Partido Popular
Crisis popular
No debe de ser del todo casual que los protagonistas de la ruptura sean todos ellos jóvenes, y muchos de ellos procedentes de las juventudes del partido, las llamadas Nuevas Generaciones
Existe la tentación de ver en la crisis del Partido Popular un enfrentamiento entre personas. Es cierto que se ha producido este tipo de enfrentamiento, dramatizado además a una escala extraordinaria, como una gran función de teatro. El asunto, sin embargo, tiene raíces mucho más profundas, que se perciben bien en la dificultad para encontrar una solución. Es lógico que se pida una salida rápida a una situación que amenaza con destruir lo que ha sido hasta hace pocos años el único partido de gobierno de la derecha española. También lo es, sin embargo, que los populares se tomen un tiempo para reflexionar sobre los hechos y sus causas, como aconsejaba ayer el editorial de LA RAZÓN.

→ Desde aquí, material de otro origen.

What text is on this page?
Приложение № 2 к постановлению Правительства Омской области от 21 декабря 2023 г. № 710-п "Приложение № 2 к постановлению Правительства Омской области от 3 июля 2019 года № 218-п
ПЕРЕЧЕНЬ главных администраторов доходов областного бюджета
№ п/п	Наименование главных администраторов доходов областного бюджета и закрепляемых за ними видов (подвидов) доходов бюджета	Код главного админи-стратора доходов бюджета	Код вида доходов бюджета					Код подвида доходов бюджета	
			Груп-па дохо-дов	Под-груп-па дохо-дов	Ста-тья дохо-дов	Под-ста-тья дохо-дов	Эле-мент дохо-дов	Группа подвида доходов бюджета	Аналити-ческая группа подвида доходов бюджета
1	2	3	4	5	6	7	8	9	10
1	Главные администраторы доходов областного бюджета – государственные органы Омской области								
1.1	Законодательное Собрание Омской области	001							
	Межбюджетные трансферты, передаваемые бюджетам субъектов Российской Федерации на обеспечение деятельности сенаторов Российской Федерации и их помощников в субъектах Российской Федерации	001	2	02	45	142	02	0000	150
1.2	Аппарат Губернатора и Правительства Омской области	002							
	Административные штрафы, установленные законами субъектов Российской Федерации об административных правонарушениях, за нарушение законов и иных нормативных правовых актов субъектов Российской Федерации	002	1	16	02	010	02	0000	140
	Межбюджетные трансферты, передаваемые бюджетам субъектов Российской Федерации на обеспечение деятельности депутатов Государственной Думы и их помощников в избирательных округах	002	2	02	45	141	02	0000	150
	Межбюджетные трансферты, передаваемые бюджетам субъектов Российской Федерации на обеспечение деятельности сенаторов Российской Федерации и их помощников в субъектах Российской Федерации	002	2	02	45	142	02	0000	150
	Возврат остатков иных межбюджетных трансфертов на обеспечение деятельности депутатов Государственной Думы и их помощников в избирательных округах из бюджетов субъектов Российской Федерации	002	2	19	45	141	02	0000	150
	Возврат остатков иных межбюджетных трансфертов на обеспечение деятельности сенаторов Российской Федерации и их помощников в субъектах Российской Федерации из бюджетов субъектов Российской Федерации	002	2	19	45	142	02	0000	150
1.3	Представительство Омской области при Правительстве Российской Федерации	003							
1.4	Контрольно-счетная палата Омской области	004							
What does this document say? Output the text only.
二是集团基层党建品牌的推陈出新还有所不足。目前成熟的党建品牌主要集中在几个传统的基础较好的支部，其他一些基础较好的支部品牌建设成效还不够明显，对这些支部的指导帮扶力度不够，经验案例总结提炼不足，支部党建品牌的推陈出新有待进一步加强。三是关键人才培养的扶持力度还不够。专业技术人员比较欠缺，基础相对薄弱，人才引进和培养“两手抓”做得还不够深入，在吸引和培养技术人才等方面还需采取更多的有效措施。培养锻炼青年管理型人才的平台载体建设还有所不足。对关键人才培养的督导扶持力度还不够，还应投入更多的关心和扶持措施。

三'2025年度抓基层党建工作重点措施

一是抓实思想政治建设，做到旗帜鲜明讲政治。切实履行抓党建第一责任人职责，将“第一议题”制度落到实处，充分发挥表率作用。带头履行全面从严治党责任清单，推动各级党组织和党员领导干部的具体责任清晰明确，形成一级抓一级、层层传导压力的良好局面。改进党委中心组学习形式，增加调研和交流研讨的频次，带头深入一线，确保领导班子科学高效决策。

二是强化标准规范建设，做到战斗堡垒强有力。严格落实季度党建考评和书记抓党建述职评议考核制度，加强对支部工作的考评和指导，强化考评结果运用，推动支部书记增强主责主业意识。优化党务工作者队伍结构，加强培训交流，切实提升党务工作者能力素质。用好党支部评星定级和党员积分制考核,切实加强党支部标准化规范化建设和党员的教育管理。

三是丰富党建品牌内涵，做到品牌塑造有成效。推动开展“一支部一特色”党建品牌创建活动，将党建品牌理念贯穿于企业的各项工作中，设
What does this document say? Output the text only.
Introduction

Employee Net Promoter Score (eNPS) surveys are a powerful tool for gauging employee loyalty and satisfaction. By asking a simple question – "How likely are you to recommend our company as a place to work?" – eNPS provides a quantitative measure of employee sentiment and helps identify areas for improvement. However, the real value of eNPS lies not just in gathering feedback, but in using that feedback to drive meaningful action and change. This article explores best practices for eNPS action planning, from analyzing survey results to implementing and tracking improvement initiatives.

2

No debe de ser del todo casual que los protagonistas de la ruptura sean todos ellos jóvenes, y muchos de ellos procedentes de las juventudes del partido, las llamadas Nuevas Generaciones. Lo primero se explica por el movimiento de renovación, o regeneración, que barrió la política española después de la Gran Recesión de 2008. Lo segundo está relacionado con la deriva de los partidos políticos tradicionales, cada vez más encerrados en sí mismos, sin incentivos para atraer a personas con carreras profesionales propias y con muchos incentivos, en cambio, para evitar la salida de la única carrera que conocen sus adeptos, que es la «política». La renovación, por tanto, la hicieron los de dentro, desconectados de cualquier realidad y encerrados en un juego de rencillas personales, de toxicidad multiplicada por el infantilismo de las redes sociales y los grupos de WhatsApp. Es la selección al revés, que tanto daño está haciendo al crédito de la democracia española.
Para respaldar esta tendencia, el actual Partido Popular es heredero de esa querencia a vaciarlo de contenidos ideológicos, como si el juego de los intereses de los miembros de las elites partidistas pudiera suplir la elaboración de alguna clase de ideario que las unifique. Al tiempo, se vaciaba al partido de su componente popular para convertirlo en un partido de cuadros: cuadros sin ideas, eso sí, pero con fuertes –aunque inconfesables– intereses personales, confundidos con los del partido. Si a eso se añade la federalización cada vez más acusada del PP, que tensa como nunca las relaciones siempre conflictivas entre la sede central –que hace muchos años que debió abandonado la calle Génova– y el partido madrileño, están servidas las condiciones para lo que estamos presenciando.
Las consecuencias de esta realidad ya se hicieron ver en la aparición y la consolidación de VOX. Este fin de semana hemos tenido un nuevo capítulo con la manifestación de afiliados y simpatizantes a las puertas de «Génova». El adjetivo más caritativo que han recibido es el de «trumpistas»: el mismo, dicho sea de paso, que desde ese PP renovado se aplica a los de VOX. En el fondo, estamos presenciando un alejamiento, o una rebelión, de las clases medias en contra de quienes fueron sus representantes. Y aquí encontramos una nueva faceta de la crisis del PP: no haber sabido comprender que la sociedad que está naciendo de la Gran Recesión de 2008, la globalización y la revolución tecnológica necesita ideas e instrumentos propios de representación. Los necesita y, por lo que parece, está dispuesta a exigirlos.